Recovery: Coming to an economy near you.
By the second half of 2013.
Predicted by the same guy that predicted the recession a year ahead of it.
The key, he says: a successful fiscal cliff agreement. So long as a solid one is made, the economy will actually start to accelerate its growth in the second half of 2013. Apparently, so long as the government starts reducing its deficit and business continue to build surplusses, this thing will finally kick into gear.
This is a story on the interview Business Insider conducted with Jan Hatzius, but if you click through you can read the whole interview.
Goldman's Top Economist Explains The World's Most Important Chart, And His Big Call For The US Economy
Dec. 10, 2012, 8:59 AM
In a recent report, Goldman's top economist Jan Hatzius predicted that finally, the US would see a real growth acceleration in the second half of 2013.
There are three great reasons to listen to Hatzius:
1. He's the top economist at Goldman Sachs. That alone is a reason to take him seriously.
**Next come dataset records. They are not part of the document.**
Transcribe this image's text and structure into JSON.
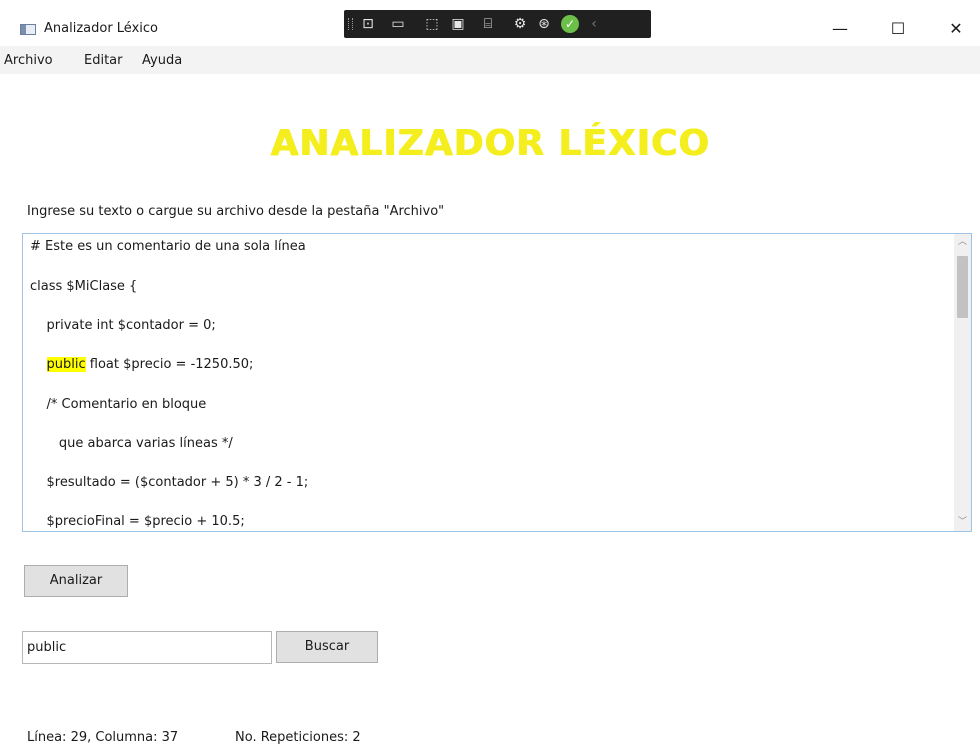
{
  "window": {
    "title": "Analizador Léxico",
    "controls": {
      "minimize": "—",
      "maximize": "☐",
      "close": "✕"
    }
  },
  "debug_toolbar": {
    "icons": [
      "select-element-icon",
      "video-icon",
      "pointer-icon",
      "layout-adorner-icon",
      "track-focus-icon",
      "hot-reload-icon",
      "accessibility-icon",
      "check-icon",
      "chevron-left-icon"
    ]
  },
  "menu": {
    "items": [
      "Archivo",
      "Editar",
      "Ayuda"
    ]
  },
  "main": {
    "heading": "ANALIZADOR LÉXICO",
    "heading_color": "#f5ee1e",
    "instruction": "Ingrese su texto o cargue su archivo desde la pestaña \"Archivo\"",
    "code_lines": [
      "# Este es un comentario de una sola línea",
      "class $MiClase {",
      "    private int $contador = 0;",
      "public",
      "    /* Comentario en bloque",
      "       que abarca varias líneas */",
      "    $resultado = ($contador + 5) * 3 / 2 - 1;",
      "    $precioFinal = $precio + 10.5;"
    ],
    "highlighted_line_rest": " float $precio = -1250.50;",
    "highlight_color": "#ffff00",
    "analyze_label": "Analizar",
    "search_value": "public",
    "search_label": "Buscar"
  },
  "status": {
    "position": "Línea: 29, Columna: 37",
    "repetitions": "No. Repeticiones: 2"
  }
}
2. He called the economic downturn. Remember, he got pilloried in 2007 by Ben Stein for saying that housing was going down, and that the economic ramifications would be significant.
3. He has a framework for analyzing the economy that's rare among Wall Street economists.
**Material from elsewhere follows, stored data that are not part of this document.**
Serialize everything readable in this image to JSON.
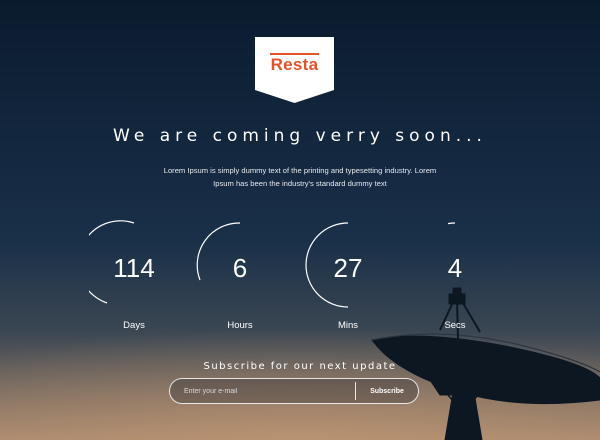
{
  "brand": {
    "name": "Resta",
    "accent_color": "#e2532b"
  },
  "hero": {
    "headline": "We are coming verry soon...",
    "description": "Lorem Ipsum is simply dummy text of the printing and typesetting industry. Lorem Ipsum has been the industry's standard dummy text"
  },
  "countdown": [
    {
      "value": "114",
      "label": "Days"
    },
    {
      "value": "6",
      "label": "Hours"
    },
    {
      "value": "27",
      "label": "Mins"
    },
    {
      "value": "4",
      "label": "Secs"
    }
  ],
  "subscribe": {
    "title": "Subscribe for our next update",
    "email_placeholder": "Enter your e-mail",
    "button_label": "Subscribe"
  },
  "background": {
    "scene": "satellite-dish-dusk"
  }
}
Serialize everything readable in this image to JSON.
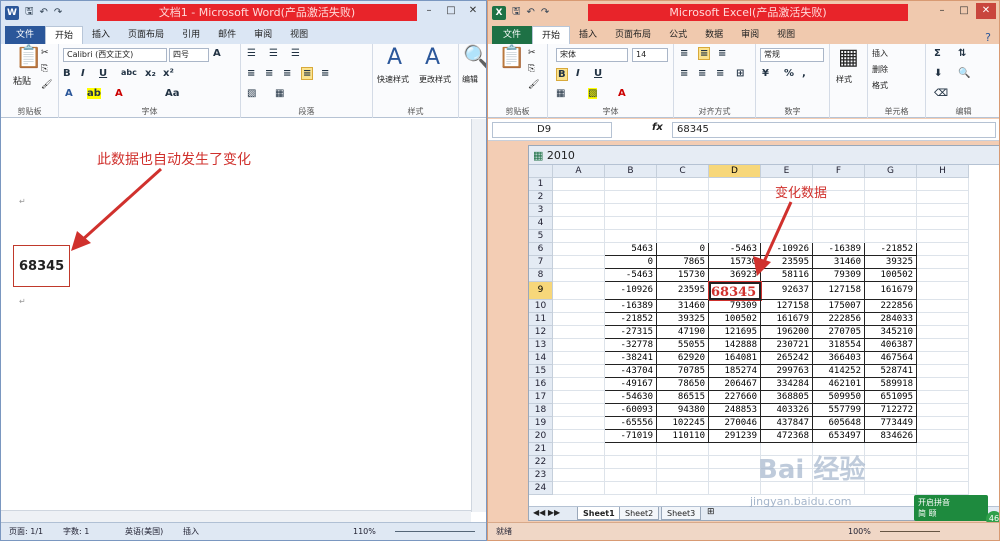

At the core of his call -- which was made in a note titled The US Economy in 2013-2016: Moving Over the Hump -- was this simple chart:
The chart demonstrates a critical econoic concept: Government deficits (the grey line) are essentially the mirror image of private sector savings (the dark black line). When the private sector tries to save money aggressively (as happened during the crisis) the government deficit will inevitably explode (as happened). Periods associated with small government deficits (such as the late '90s) are associated with extreme private sector leveraging.
The key to understanding the economy, and forecasting growth, is to think about which sectors are increasing and decreasing their savings.
In a 30-minute conversation with Business Insider conducted last Friday, Hatzius explained:
And if there's no deal on the fiscal cliff, then there is major cause for worry. While things might be okay if a deal is agreed to early in January, the ongoing confidence shock as the fight wore longer into the year, would be a problem. If we go into February without a deal?
Hmmm another recovery summer.....where have I heard that one before?
From your fingertips to God's eye's
If at first you don't succeed, try, try again.
How does a recovery begin with the number of unemployed and no longer looking growing every month?